“Having returned to school following unseasonably warm and sunny weather there is a sense of refreshment and optimism in the air. Staff were engaged at the INSET day on Tuesday in examining the question of how we give the best possible value to our students and their families in what is an uncertain economic and political climate for independent schools in England.
Our pastoral care, academic rigour, and the opportunities we provide for deeper engagement with our learning needs to be distinctive and first class. We are not complacent as a school, and we discussed the need to live adventurously, in true Quaker fashion.

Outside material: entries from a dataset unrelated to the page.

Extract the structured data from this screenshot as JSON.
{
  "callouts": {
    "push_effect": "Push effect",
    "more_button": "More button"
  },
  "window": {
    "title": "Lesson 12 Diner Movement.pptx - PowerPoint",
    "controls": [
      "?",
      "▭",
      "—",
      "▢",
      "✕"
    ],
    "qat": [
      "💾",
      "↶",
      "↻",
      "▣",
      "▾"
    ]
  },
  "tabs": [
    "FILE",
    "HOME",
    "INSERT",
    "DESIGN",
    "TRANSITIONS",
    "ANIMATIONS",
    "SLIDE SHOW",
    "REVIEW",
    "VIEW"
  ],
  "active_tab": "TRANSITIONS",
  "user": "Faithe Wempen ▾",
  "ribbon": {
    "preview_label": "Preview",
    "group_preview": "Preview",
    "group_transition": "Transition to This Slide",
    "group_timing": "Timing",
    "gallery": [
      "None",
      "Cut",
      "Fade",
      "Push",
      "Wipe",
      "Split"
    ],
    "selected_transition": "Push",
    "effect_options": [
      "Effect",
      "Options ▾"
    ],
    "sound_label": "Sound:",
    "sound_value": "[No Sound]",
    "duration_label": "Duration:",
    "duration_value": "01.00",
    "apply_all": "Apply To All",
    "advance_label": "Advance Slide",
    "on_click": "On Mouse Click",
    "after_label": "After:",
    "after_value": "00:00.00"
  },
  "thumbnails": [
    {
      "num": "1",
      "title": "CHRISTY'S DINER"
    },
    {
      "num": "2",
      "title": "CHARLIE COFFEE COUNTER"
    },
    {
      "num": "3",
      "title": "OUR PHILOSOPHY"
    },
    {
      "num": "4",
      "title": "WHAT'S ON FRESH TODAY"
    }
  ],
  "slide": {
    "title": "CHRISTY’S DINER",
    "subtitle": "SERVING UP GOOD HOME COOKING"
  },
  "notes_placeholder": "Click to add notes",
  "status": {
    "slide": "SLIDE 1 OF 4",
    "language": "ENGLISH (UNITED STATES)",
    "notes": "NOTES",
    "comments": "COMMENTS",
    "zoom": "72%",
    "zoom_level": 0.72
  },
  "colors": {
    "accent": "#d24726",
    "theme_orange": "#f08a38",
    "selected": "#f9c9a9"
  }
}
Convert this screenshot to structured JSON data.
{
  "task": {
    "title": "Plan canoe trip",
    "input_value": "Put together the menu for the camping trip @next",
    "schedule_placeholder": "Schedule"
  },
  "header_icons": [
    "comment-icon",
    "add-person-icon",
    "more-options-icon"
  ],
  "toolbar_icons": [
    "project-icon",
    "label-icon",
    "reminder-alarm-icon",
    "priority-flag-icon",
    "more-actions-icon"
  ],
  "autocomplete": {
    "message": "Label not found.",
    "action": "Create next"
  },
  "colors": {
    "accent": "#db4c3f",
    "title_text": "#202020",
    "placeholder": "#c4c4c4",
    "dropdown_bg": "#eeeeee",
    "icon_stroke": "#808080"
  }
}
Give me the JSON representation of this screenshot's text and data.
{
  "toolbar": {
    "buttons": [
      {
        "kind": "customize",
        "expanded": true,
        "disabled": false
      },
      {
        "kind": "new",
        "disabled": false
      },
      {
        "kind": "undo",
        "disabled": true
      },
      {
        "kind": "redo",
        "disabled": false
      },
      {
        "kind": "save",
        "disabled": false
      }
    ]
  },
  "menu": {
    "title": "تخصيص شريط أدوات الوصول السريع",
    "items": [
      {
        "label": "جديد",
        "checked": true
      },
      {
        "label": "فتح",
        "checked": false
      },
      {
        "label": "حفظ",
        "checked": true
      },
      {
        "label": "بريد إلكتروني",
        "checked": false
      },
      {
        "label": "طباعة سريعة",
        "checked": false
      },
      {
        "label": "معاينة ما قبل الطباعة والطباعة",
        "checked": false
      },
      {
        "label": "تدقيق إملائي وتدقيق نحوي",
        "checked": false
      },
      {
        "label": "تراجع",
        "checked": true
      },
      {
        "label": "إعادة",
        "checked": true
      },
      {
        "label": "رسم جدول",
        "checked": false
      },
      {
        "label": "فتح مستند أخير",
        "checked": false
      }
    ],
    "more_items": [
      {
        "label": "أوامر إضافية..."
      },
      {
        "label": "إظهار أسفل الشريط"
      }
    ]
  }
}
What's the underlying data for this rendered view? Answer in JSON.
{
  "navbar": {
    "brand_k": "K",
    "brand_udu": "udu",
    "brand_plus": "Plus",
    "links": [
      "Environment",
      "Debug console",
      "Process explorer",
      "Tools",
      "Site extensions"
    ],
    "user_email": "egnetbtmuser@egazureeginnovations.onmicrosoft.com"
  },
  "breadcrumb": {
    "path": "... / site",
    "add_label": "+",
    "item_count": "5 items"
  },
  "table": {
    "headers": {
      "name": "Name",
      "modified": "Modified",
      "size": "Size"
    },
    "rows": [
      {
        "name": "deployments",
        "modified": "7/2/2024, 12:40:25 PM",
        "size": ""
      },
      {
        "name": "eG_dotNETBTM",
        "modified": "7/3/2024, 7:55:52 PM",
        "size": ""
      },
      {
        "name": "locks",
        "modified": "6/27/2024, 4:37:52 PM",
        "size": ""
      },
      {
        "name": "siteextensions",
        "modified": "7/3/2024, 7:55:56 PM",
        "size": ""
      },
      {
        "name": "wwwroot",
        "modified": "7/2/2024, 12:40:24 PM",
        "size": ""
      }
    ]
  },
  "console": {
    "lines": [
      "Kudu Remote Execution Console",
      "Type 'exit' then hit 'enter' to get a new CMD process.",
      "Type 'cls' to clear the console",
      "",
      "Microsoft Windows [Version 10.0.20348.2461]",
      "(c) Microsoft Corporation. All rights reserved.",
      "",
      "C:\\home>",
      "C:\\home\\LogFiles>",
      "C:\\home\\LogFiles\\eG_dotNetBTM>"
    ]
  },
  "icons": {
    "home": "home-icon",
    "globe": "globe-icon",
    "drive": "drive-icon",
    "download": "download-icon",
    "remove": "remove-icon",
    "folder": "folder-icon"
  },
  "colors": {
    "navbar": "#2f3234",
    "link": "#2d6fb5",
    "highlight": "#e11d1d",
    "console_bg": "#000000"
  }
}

Wednesday’s first Collect continued this theme, and a call was made to students to approach the term with a spirit of adventure, grounded in the confidence which our distinctive ethos gives us. How thrilling it was to visit the Lower 6th IB students in the morning as they made presentations on their own creative responses to literature. Taking as their texts “The Collector” and “Equus”, the students amazed us with the depth and variety of their offerings. They clearly not only had absorbed the texts themselves, but had ventured deeper into learning by interpreting them through painting, music and creative writing. It was a privilege to see teachers probing with expert questions which opened the rich seams of understanding which the students had at their core. What joy to witness the shared celebration of their efforts by the class, and the thrill so palpably evident in their teachers’ responses to the work. This was learning and teaching at its best: an adventure into deeper learning, and the humbling realisation as a teacher of what one’s pupils are capable of when the bar of expectation is set high enough.
In the afternoon, a philosophy symposium organised by Mitch Whitehead to celebrate the 300th birthday of David Hume attracted outside speakers and students to Leighton Park in which our own students’ presentations took centre stage. What a fine beginning to this examination term! So nice that revelling in academic exploration was the theme, rather than the drudgery of rote revision.
Beautiful sunshine bathed the Park once more throughout the day, and as I write I can see groups of friends sitting chatting and reading together on the grass. It has felt more like a university than a school here today. Wonderful!”